Ähm - nein. Hat er nicht, war's nicht. Eduard und Catrin haben ein fades Frage-Antwort-Spiel gespielt und er hat überhaupt nichts Großartiges gesagt. Nichts, was mir als Leserin die Augenbrauen hochgerissen und das Herz zum Jubeln gebracht hätte. Ich war einfach froh, als die Reisenden endlich ihren Zielbahnhof erreicht hatten.

Doch öffnen wir zunächst die Tür zum Zugabteil, in dem sich die beiden Reisenden begegnen: Eduard Brünhofer, ein Autor, dessen einstiger Erfolg aufgrund einer Schaffenskrise droht zu verblassen, begibt sich auf eine Zugfahrt von Wien nach München. Was der Anlass seiner Reise ist und was ihn in München erwartet, wissen wir zunächst nicht. Als er sich zu der Frau frühen mittleren Alters setzt - selten habe ich eine so blöde Altersangabe gehört - ist ihm eigentlich nicht nach Unterhaltung. Doch Catrin Meyr ist wahnsinnig neugierig und so befindet sich Eduard schon bald mitten im Kreuzverhör mit dieser fremden Frau. Vermutlich hält er sich für besonders gewitzt, wie er seiner Abteilgefährtin einsilbig Antworten zuwirft, um ihr die Lust am Fragen zu verderben. Doch er täuscht sich. Sie fragt und fragt - aber so wirklich spannend sind weder ihre Fragen noch seine Antworten. Und dann plötzlich, als man sich das Du anbietet, werden die Fragen auch noch sehr persönlich und intim. Ist man sich doch gerade erst begegnet. Unglaubwürdig.
Catrin kommt schließlich zum Kern ihrer Neugier: Wie die Liebe gelingen kann, was es für eine Langzeitbeziehung braucht und welche Beziehungsmodelle denkbar sind. Wow - da kommen bestimmt völlig neue Erkenntnisse heraus nach dieser Zugfahrt, die zu einer Therapiesitzung wurde. Nicht.
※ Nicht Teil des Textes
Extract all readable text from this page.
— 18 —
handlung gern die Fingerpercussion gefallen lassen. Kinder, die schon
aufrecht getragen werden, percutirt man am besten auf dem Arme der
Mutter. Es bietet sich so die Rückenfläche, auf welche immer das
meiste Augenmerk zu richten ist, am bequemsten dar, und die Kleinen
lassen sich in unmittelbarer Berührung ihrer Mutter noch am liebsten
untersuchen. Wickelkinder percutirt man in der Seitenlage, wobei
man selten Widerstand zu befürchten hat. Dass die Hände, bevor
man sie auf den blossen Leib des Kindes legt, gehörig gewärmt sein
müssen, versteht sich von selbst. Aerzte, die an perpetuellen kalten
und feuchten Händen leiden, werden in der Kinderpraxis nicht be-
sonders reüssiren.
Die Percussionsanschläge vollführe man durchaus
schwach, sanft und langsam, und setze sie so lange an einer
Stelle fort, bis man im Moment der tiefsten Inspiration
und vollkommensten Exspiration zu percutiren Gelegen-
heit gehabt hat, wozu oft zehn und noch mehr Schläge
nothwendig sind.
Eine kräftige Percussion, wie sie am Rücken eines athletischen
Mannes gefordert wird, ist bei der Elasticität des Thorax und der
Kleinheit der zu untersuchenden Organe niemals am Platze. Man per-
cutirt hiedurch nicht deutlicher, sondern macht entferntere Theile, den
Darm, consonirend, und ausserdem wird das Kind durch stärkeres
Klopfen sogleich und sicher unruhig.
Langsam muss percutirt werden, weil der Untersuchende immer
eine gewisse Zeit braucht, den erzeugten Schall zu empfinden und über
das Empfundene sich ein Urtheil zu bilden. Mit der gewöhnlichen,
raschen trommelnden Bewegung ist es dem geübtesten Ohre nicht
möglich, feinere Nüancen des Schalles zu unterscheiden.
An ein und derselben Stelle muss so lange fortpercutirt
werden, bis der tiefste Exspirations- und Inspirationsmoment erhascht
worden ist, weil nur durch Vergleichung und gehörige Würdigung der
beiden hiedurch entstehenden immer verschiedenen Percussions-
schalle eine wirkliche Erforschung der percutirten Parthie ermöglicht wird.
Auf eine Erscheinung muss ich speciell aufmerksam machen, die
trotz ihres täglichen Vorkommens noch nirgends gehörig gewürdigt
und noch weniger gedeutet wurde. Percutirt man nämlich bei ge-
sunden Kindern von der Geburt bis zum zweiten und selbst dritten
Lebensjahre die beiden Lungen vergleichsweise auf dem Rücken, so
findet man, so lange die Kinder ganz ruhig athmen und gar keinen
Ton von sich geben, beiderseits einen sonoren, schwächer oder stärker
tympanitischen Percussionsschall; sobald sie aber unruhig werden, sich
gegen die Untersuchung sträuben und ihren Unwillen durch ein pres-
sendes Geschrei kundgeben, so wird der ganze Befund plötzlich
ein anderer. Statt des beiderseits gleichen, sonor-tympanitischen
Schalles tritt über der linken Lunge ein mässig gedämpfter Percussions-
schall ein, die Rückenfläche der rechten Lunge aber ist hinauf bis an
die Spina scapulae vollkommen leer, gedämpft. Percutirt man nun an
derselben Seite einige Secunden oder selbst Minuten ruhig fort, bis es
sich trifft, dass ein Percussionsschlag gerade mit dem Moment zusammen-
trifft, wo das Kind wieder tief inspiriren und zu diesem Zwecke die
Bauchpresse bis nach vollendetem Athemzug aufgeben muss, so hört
Weder inhaltlich noch sprachlich ist das hier ein Meisterwerk und ich frage mich, wo der Glattauer hin ist, der mich mit "Die spürst du nicht" so begeistert hatte. Immer wieder wiederholen sich Sätze. Fragen mit vermeintlichem Tiefgang, aber eigentlich reichen sie maximal bis zu den Knien. Und ein Haufen rhetorischer Fragen.

Ich glaube, es gibt nur wenige Menschen, die die Gabe besitzen, wirklich tiefe und kluge Fragen zu stellen. Fragen, mit denen sie dann auch echte Antworten bekommen. Denn nur, wer genau zuhört, kann auch die passenden Fragen stellen. Catrin Meyr und Eduard Brünhofer ist dieses Kunststück nicht gelungen.